"Courts are remnants of the former corrupt authorities. People have no trust in the judiciary and therefore it lacks legitimacy," Pashinyan told a televised cabinet meeting.
"The time has come for a surgical intervention" with all judges subjected to a thorough vetting during a "transitional" period, he said, Presstv Reported.
He said judges who "believe they cannot be just" and those whose rulings were found unfair by the European Court of Human Rights should resign.
"If necessary, we will adopt constitutional amendments. All this will be done in conformity with international law," he said, asking for support from Western partners.
Pashinyan's appeal for mass demonstrations followed a court ruling to release from pre-trial detention former president Robert Kocharyan charged with staging a "coup" a decade ago.
The symbolic protest came as Pashinyan tries to consolidate power in the ex-Soviet country a year after leading a popular revolt against former president Serzh Sarkisian and corrupt elites.
'Second stage of the revolution'
Pashinyan said he "counts on the assistance of Armenia's international partners" in implementing the judiciary reform which he dubbed the "second and most important stage of the revolution."
Braving torrential rain, dozens of Pashinyan supporters set up pickets outside the Constitutional Court, as well as Yerevan's City Court building early Monday, an AFP correspondent reported.
Later in the afternoon, Pashinyan called for an end to the blockade, writing on his Facebook page, that "the demonstration has achieved its goal."
Kocharyan is accused of tipping a 2008 presidential ballot in favor of his hand-picked ally Sarkisian. He faces up to 15 years in prison if found guilty of "overthrowing the constitutional order."
He was arrested in July last year, then briefly released but re-arrested again in December and has since then remained in pre-trial detention.

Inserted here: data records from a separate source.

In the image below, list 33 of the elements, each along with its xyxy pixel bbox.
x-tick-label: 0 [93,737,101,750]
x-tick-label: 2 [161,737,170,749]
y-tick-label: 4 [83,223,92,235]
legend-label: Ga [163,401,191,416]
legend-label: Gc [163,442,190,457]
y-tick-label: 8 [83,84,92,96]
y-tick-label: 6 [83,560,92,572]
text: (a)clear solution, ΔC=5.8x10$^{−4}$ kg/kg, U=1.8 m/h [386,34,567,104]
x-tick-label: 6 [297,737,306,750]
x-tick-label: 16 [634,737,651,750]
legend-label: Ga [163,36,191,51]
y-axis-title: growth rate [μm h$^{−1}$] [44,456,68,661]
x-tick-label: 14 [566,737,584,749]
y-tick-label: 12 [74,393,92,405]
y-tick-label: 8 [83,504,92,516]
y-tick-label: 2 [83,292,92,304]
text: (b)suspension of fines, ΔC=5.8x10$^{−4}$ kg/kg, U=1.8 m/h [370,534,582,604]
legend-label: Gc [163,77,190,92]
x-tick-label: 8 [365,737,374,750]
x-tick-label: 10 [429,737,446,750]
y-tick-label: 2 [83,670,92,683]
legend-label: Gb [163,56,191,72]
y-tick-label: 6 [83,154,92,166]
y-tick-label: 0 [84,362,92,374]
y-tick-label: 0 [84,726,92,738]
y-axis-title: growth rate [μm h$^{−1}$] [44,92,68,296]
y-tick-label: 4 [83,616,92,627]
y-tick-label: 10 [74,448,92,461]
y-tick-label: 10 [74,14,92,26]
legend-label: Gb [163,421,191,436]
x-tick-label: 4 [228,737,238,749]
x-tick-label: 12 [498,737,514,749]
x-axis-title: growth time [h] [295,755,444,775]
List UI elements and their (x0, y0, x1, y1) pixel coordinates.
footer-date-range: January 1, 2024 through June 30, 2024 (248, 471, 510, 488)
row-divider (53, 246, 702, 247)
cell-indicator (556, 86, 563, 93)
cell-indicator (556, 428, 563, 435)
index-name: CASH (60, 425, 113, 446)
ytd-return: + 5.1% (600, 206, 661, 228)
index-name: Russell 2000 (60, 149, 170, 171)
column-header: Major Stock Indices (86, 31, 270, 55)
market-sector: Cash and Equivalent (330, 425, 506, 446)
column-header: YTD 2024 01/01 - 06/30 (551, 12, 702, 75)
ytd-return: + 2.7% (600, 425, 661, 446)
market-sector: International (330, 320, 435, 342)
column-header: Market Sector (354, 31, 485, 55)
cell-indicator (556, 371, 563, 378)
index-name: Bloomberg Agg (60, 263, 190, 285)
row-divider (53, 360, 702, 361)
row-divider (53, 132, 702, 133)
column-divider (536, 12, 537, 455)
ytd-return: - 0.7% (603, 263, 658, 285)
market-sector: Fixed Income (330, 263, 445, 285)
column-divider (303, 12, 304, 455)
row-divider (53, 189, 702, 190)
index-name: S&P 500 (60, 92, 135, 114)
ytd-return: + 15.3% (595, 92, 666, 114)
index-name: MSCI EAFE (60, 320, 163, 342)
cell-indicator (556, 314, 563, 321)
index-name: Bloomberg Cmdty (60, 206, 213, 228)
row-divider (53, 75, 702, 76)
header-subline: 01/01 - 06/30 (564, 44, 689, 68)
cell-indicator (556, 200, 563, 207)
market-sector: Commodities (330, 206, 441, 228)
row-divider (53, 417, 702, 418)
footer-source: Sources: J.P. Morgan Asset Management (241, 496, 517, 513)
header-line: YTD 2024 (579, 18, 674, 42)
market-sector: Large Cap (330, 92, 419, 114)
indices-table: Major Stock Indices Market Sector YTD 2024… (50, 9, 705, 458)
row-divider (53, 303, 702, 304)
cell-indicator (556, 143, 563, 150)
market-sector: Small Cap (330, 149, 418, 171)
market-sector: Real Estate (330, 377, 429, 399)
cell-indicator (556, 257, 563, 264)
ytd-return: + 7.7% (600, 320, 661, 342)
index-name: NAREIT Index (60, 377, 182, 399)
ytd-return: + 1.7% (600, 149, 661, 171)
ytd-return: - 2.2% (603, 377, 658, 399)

On Saturday, a Yerevan court released him from custody, pending a final decision in the case.
Pashinyan denounced the ruling -- which has sparked widespread outrage in the impoverished Caucasus country -- as politically motivated.
Kocharyan led Armenia for a decade up to 2008 when Sarkisian was elected and remained in charge until the 2018 revolt against an attempt to extend his power forced him to resign.
He has rejected the charges brought against him as "political vendetta."
After the 2008 election, tensions erupted into violent clashes between riot police and supporters of the defeated opposition candidate, who denounced the vote as fraudulent.
Eight protesters and two officers were killed.